What other papers are saying
By Staff
New York Times ruling healthy for democracy
The New York Times won a federal court ruling last week, which every American should cheer.
The judge said the U.S. Justice Department was out of line in subpoenaing two journalists' phone records following the 9/11 attacks.
The Justice Department wanted the records to find the source of leaks from within the government, not as part of a grand jury investigation but for intimidation purposes.
The judge noted that government secrecy appears to be on the rise as he refused to throw out the newspaper's lawsuit against the Justice Department.

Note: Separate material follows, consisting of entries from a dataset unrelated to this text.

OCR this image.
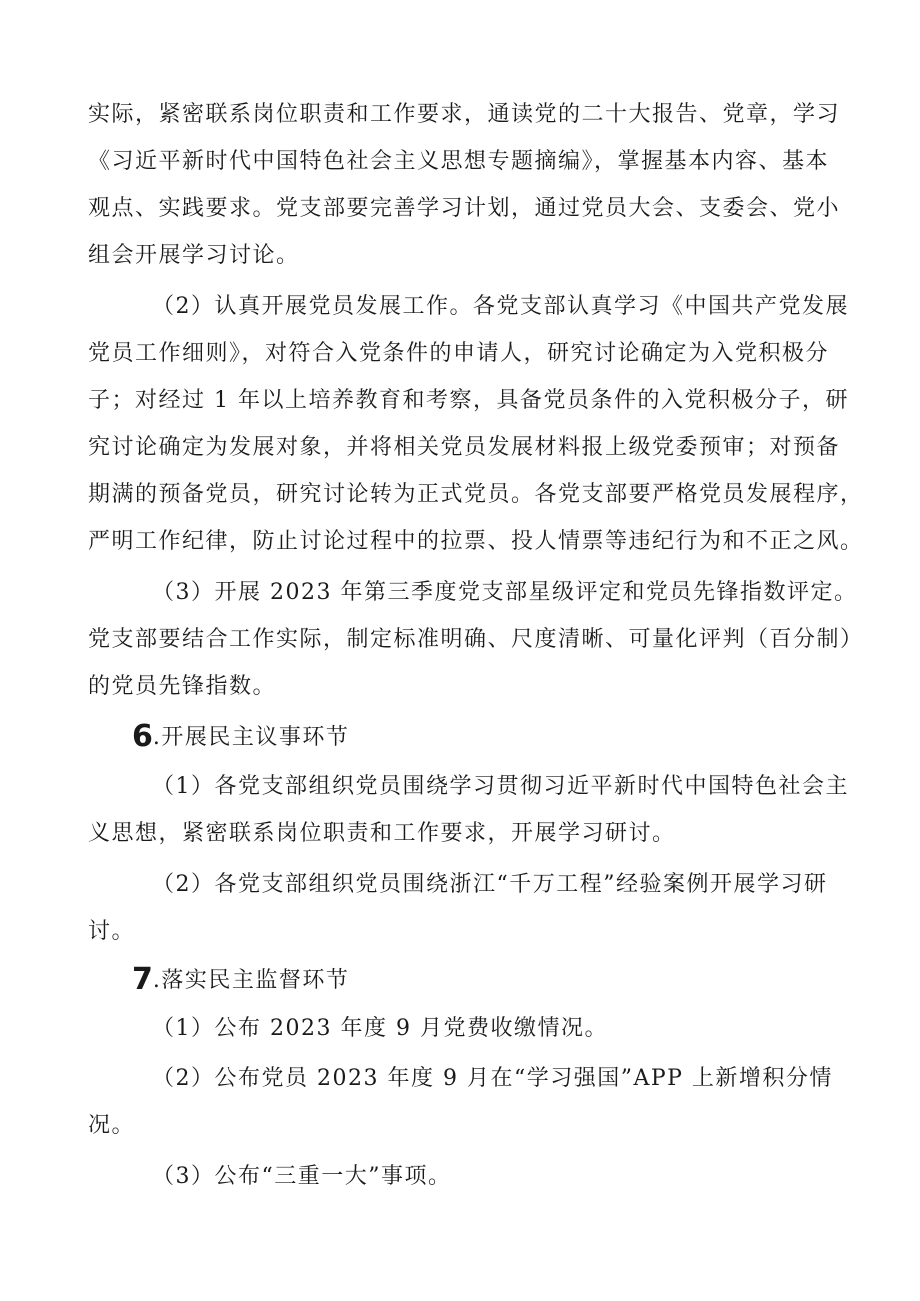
实际，紧密联系岗位职责和工作要求，通读党的二十大报告、党章，学习
《习近平新时代中国特色社会主义思想专题摘编》，掌握基本内容、基本
观点、实践要求。党支部要完善学习计划，通过党员大会、支委会、党小
组会开展学习讨论。
（2）认真开展党员发展工作。各党支部认真学习《中国共产党发展
党员工作细则》，对符合入党条件的申请人，研究讨论确定为入党积极分
子；对经过 1 年以上培养教育和考察，具备党员条件的入党积极分子，研
究讨论确定为发展对象，并将相关党员发展材料报上级党委预审；对预备
期满的预备党员，研究讨论转为正式党员。各党支部要严格党员发展程序，
严明工作纪律，防止讨论过程中的拉票、投人情票等违纪行为和不正之风。
（3）开展 2023 年第三季度党支部星级评定和党员先锋指数评定。
党支部要结合工作实际，制定标准明确、尺度清晰、可量化评判（百分制）
的党员先锋指数。
6.开展民主议事环节
（1）各党支部组织党员围绕学习贯彻习近平新时代中国特色社会主
义思想，紧密联系岗位职责和工作要求，开展学习研讨。
（2）各党支部组织党员围绕浙江“千万工程”经验案例开展学习研
讨。
7.落实民主监督环节
（1）公布 2023 年度 9 月党费收缴情况。
（2）公布党员 2023 年度 9 月在“学习强国”APP 上新增积分情
况。
（3）公布“三重一大”事项。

One of the ironies in political parties re-inventing themselves is that Republicans as warriors and champions of deficit spending also readily embrace the Big Brother mentality. They used the Sept. 11 attacks to clamp down on individual freedoms and to poke into personal lives in unprecedented ways.
Going after the press in order to stop leaks is a form of secrecy in government that is not healthy. Democracy thrives only when people have access to and knowledge of government.
The news media make mistakes and sometimes abuse their constitutional privileges, but without freedom from government intimidation the free flow of information and opinions would stop and so would democracy.
Just last week, President Bush cited a crackdown on the press in Russia as evidence President Vladimir Putin is backing away from democracy in that old bastion of communism.
The news media's First Amendment protection is only as good as federal court rulings, which over the life of the nation have been the buffer between government abuse and a free and open society.
That's why Americans should cheer Judge Sweet's ruling.